Lastly, the Supreme Court has also ruled that the case must be fast tracked and completed within three months and appeal papers has to be submitted in two months’ time by December 2014. Legal experts believe that it is unlikely that it would be achieved and the likely possibility is that an extension for completion may be applied in her case by the fast track court to the Supreme Court.


It must be noted that it is in Matriarch’s interest to get a favourable verdict and win the legal battle quickly so that she can stand for state assembly election of 2016 which is not very far. As of date the taint of conviction is still there which disqualifies her from contesting in the MLA/ MP election in the state.

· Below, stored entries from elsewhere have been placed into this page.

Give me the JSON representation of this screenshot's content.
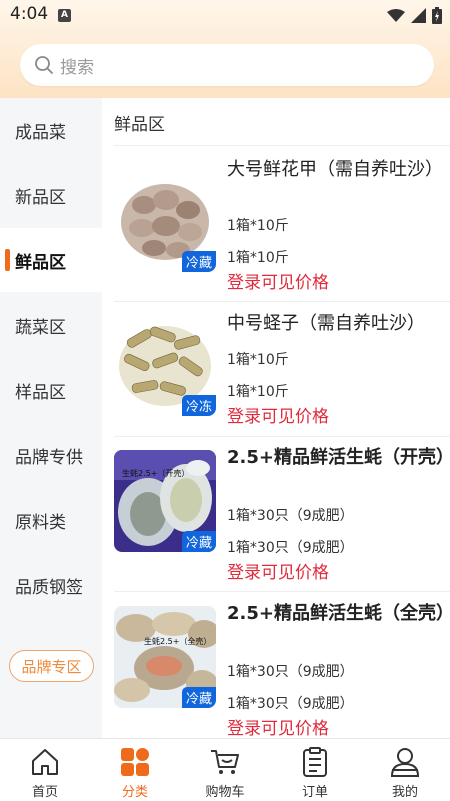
{
  "status_bar": {
    "time": "4:04",
    "badge": "A"
  },
  "search": {
    "placeholder": "搜索"
  },
  "sidebar": {
    "items": [
      {
        "label": "成品菜"
      },
      {
        "label": "新品区"
      },
      {
        "label": "鲜品区",
        "active": true
      },
      {
        "label": "蔬菜区"
      },
      {
        "label": "样品区"
      },
      {
        "label": "品牌专供"
      },
      {
        "label": "原料类"
      },
      {
        "label": "品质钢签"
      }
    ],
    "brand_button": "品牌专区"
  },
  "main": {
    "section_title": "鲜品区",
    "products": [
      {
        "name": "大号鲜花甲（需自养吐沙）",
        "spec1": "1箱*10斤",
        "spec2": "1箱*10斤",
        "price": "登录可见价格",
        "badge": "冷藏",
        "bold": false
      },
      {
        "name": "中号蛏子（需自养吐沙）",
        "spec1": "1箱*10斤",
        "spec2": "1箱*10斤",
        "price": "登录可见价格",
        "badge": "冷冻",
        "bold": false
      },
      {
        "name": "2.5+精品鲜活生蚝（开壳）",
        "spec1": "1箱*30只（9成肥）",
        "spec2": "1箱*30只（9成肥）",
        "price": "登录可见价格",
        "badge": "冷藏",
        "bold": true,
        "photo_label": "生蚝2.5+（开壳）"
      },
      {
        "name": "2.5+精品鲜活生蚝（全壳）",
        "spec1": "1箱*30只（9成肥）",
        "spec2": "1箱*30只（9成肥）",
        "price": "登录可见价格",
        "badge": "冷藏",
        "bold": true,
        "photo_label": "生蚝2.5+（全壳）"
      }
    ]
  },
  "tabbar": {
    "tabs": [
      {
        "label": "首页",
        "icon": "home-icon"
      },
      {
        "label": "分类",
        "icon": "category-icon",
        "active": true
      },
      {
        "label": "购物车",
        "icon": "cart-icon"
      },
      {
        "label": "订单",
        "icon": "order-icon"
      },
      {
        "label": "我的",
        "icon": "user-icon"
      }
    ]
  },
  "colors": {
    "accent": "#f06a1c",
    "price": "#e02b3c",
    "badge": "#1166dd"
  }
}
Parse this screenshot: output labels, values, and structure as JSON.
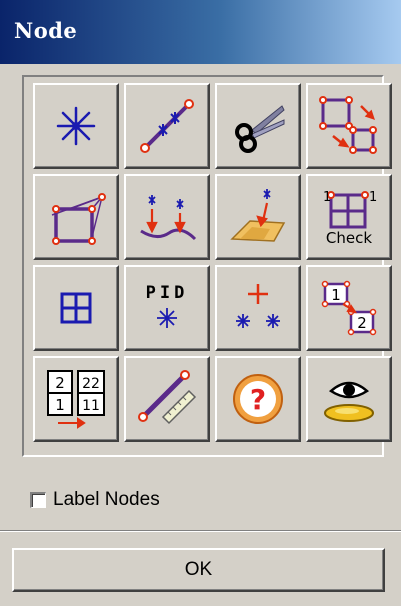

The Future of ADMK and Jayalalithaa


Jayalalithaa’s journey has been a long one. She transformed herself from a starry eyed starlet of the tinsel town who set the silver screen ablaze with her oomph, charm and charisma to a consummate politician who ruled with unflinching streak of ruthlessness and a politician known for strategic political manoeuvres. She was the ‘the wronged women’ who stormed the corridors of power to acquire the political heirship of MGR landing finally a Convict No 7402 at Jail for getting on the wrong side of the law. Her career has seen such ups and downs which very few can ever claim parallel with. From being the first to act with skirt and sleeveless and shorts on the conservative Tamil cinema screens to perhaps the first to demolish the bastion of Dravidian Caste politics when she became the upper caste leader of a party formed to fight upper castes, in a state where her caste is minority and considered to be an oppressive one.


However, given her iron grip over the party and no second in line command it is believed that ADMK could face slow implosion from within if no leader takes charge in her absence. It is also unlikely that she would be able to wield power continuously for 10 years micromanaging the party from Jail. Further, her growing age and slow decline over the party’s affairs would lead to an untimely end to a person who in the height of her glory acquired public following no less than her prodigious mentor MGR himself.


Now if ADMK cadres do not throw up another leader, their decline and fall is imminent and the gainers would be the other Dravidian party despite their corrupt track record and deeply entrenched dynastic politics. While some believe that it is unlikely that BJP would be able to make headway in a state with which it has little connect others disagree and are banking on Modi Wave.


Anyway it is time for her to groom a core team and a leader who will look at affairs of her party in her absence. If she fails in this, the decline of ADMK is a foregone conclusion. Its time to act in party’s interest to stem its decline.


The story of the rise and fall of the mighty matriarch from dizzying heights of success is remarkable. However, it would be wrong to write any epitaph on Ms Jayalalithaa because her public support seems to rival even MGR. Again, if the political history is anything to go by, many leaders have risen from the ashes like the mythical phoenix.


Indian democracy never ceases to surprise. Perhaps it never will.